Q: What is the difference between EvalML and other AutoML libraries?

EvalML optimizes machine learning pipelines on custom practical objectives instead of vague machine learning loss functions so that it will find the best pipelines for your specific needs. Furthermore, EvalML pipelines are able to take in all kinds of data (missing values, categorical, etc.) as long as the data are in a single table. EvalML also allows you to build your own pipelines with existing or custom components so you can have more control over the AutoML process. Moreover, EvalML also provides you with support in the form of data checks to ensure that you are aware of potential issues your data may cause with machine learning algorithms.

Q: How does EvalML handle missing values?

EvalML contains imputation components in its pipelines so that missing values are taken care of. EvalML optimizes over different types of imputation to search for the best possible pipeline. You can find more information about components here and in the API reference here.

Q: How does EvalML handle categorical encoding?

EvalML provides a one-hot-encoding component in its pipelines for categorical variables. EvalML plans to support other encoders in the future.

Q: How does EvalML handle feature selection?

EvalML currently utilizes scikit-learn’s SelectFromModel with a Random Forest classifier/regressor to handle feature selection. EvalML plans on supporting more feature selectors in the future. You can find more information in the API reference here.

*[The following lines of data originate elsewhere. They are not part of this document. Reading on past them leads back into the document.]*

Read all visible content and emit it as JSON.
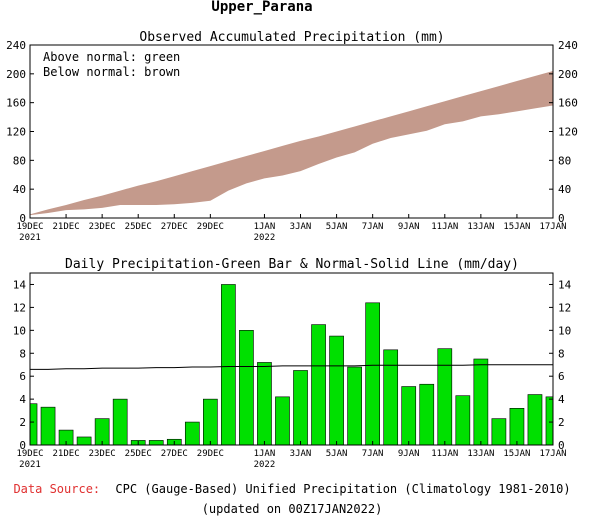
{
  "page": {
    "title": "Upper_Parana",
    "footer_source_label": "Data Source:",
    "footer_source_text": "CPC (Gauge-Based) Unified Precipitation (Climatology 1981-2010)",
    "footer_updated": "(updated on 00Z17JAN2022)"
  },
  "colors": {
    "source_label": "#e03030",
    "below_normal_band": "#c49a8c",
    "daily_bar": "#00e000",
    "normal_line": "#000000"
  },
  "x_axis": {
    "ticks": [
      {
        "day": 0,
        "label": "19DEC",
        "sub": "2021"
      },
      {
        "day": 2,
        "label": "21DEC",
        "sub": ""
      },
      {
        "day": 4,
        "label": "23DEC",
        "sub": ""
      },
      {
        "day": 6,
        "label": "25DEC",
        "sub": ""
      },
      {
        "day": 8,
        "label": "27DEC",
        "sub": ""
      },
      {
        "day": 10,
        "label": "29DEC",
        "sub": ""
      },
      {
        "day": 13,
        "label": "1JAN",
        "sub": "2022"
      },
      {
        "day": 15,
        "label": "3JAN",
        "sub": ""
      },
      {
        "day": 17,
        "label": "5JAN",
        "sub": ""
      },
      {
        "day": 19,
        "label": "7JAN",
        "sub": ""
      },
      {
        "day": 21,
        "label": "9JAN",
        "sub": ""
      },
      {
        "day": 23,
        "label": "11JAN",
        "sub": ""
      },
      {
        "day": 25,
        "label": "13JAN",
        "sub": ""
      },
      {
        "day": 27,
        "label": "15JAN",
        "sub": ""
      },
      {
        "day": 29,
        "label": "17JAN",
        "sub": ""
      }
    ]
  },
  "chart_data": [
    {
      "type": "area",
      "title": "Observed Accumulated Precipitation (mm)",
      "legend_lines": [
        "Above normal: green",
        "Below normal: brown"
      ],
      "legend_position": "top-left",
      "ylim": [
        0,
        240
      ],
      "yticks": [
        0,
        40,
        80,
        120,
        160,
        200,
        240
      ],
      "x_days": [
        0,
        1,
        2,
        3,
        4,
        5,
        6,
        7,
        8,
        9,
        10,
        11,
        12,
        13,
        14,
        15,
        16,
        17,
        18,
        19,
        20,
        21,
        22,
        23,
        24,
        25,
        26,
        27,
        28,
        29
      ],
      "series": [
        {
          "name": "Normal",
          "values": [
            5,
            12,
            18,
            25,
            31,
            38,
            45,
            51,
            58,
            65,
            72,
            79,
            86,
            93,
            100,
            107,
            113,
            120,
            127,
            134,
            141,
            148,
            155,
            162,
            169,
            176,
            183,
            190,
            197,
            204
          ]
        },
        {
          "name": "Observed",
          "values": [
            4,
            7,
            11,
            12,
            14,
            18,
            18,
            18,
            19,
            21,
            24,
            38,
            48,
            55,
            59,
            65,
            75,
            84,
            91,
            103,
            111,
            116,
            121,
            130,
            134,
            141,
            144,
            148,
            152,
            156
          ]
        }
      ]
    },
    {
      "type": "bar",
      "title": "Daily Precipitation-Green Bar & Normal-Solid Line (mm/day)",
      "ylim": [
        0,
        15
      ],
      "yticks": [
        0,
        2,
        4,
        6,
        8,
        10,
        12,
        14
      ],
      "x_days": [
        0,
        1,
        2,
        3,
        4,
        5,
        6,
        7,
        8,
        9,
        10,
        11,
        12,
        13,
        14,
        15,
        16,
        17,
        18,
        19,
        20,
        21,
        22,
        23,
        24,
        25,
        26,
        27,
        28,
        29
      ],
      "values": [
        3.6,
        3.3,
        1.3,
        0.7,
        2.3,
        4.0,
        0.4,
        0.4,
        0.5,
        2.0,
        4.0,
        14.0,
        10.0,
        7.2,
        4.2,
        6.5,
        10.5,
        9.5,
        6.8,
        12.4,
        8.3,
        5.1,
        5.3,
        8.4,
        4.3,
        7.5,
        2.3,
        3.2,
        4.4,
        4.2
      ],
      "normal": [
        6.6,
        6.6,
        6.65,
        6.65,
        6.7,
        6.7,
        6.7,
        6.75,
        6.75,
        6.8,
        6.8,
        6.85,
        6.85,
        6.85,
        6.9,
        6.9,
        6.9,
        6.9,
        6.9,
        6.95,
        6.95,
        6.95,
        6.95,
        6.95,
        6.95,
        7.0,
        7.0,
        7.0,
        7.0,
        7.0
      ]
    }
  ]
}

Q: How is feature importance calculated?

Feature importance depends on the estimator used. Variable coefficients are used for regression-based estimators (Logistic Regression and Linear Regression) and Gini importance is used for tree-based estimators (Random Forest and XGBoost).

Q: How does hyperparameter tuning work?

EvalML tunes hyperparameters for its pipelines through Bayesian optimization. In the future we plan to support more optimization techniques such as random search.

Q: Can I create my own objective metric?

Yes you can! You can create your own custom objective so that EvalML optimizes the best model for your needs.

Q: How does EvalML avoid overfitting?

EvalML provides data checks to combat overfitting. Such data checks include detecting label leakage, unstable pipelines, hold-out datasets and cross validation. EvalML defaults to using Stratified K-Fold cross-validation for classification problems and K-Fold cross-validation for regression problems but allows you to utilize your own cross-validation methods as well.

Q: Can I create my own pipeline for EvalML?

Yes! EvalML allows you to create custom pipelines using modular components. This allows you to customize EvalML pipelines for your own needs or for AutoML.

Q: Does EvalML work with X algorithm?

EvalML is constantly improving and adding new components and will allow your own algorithms to be used as components in our pipelines.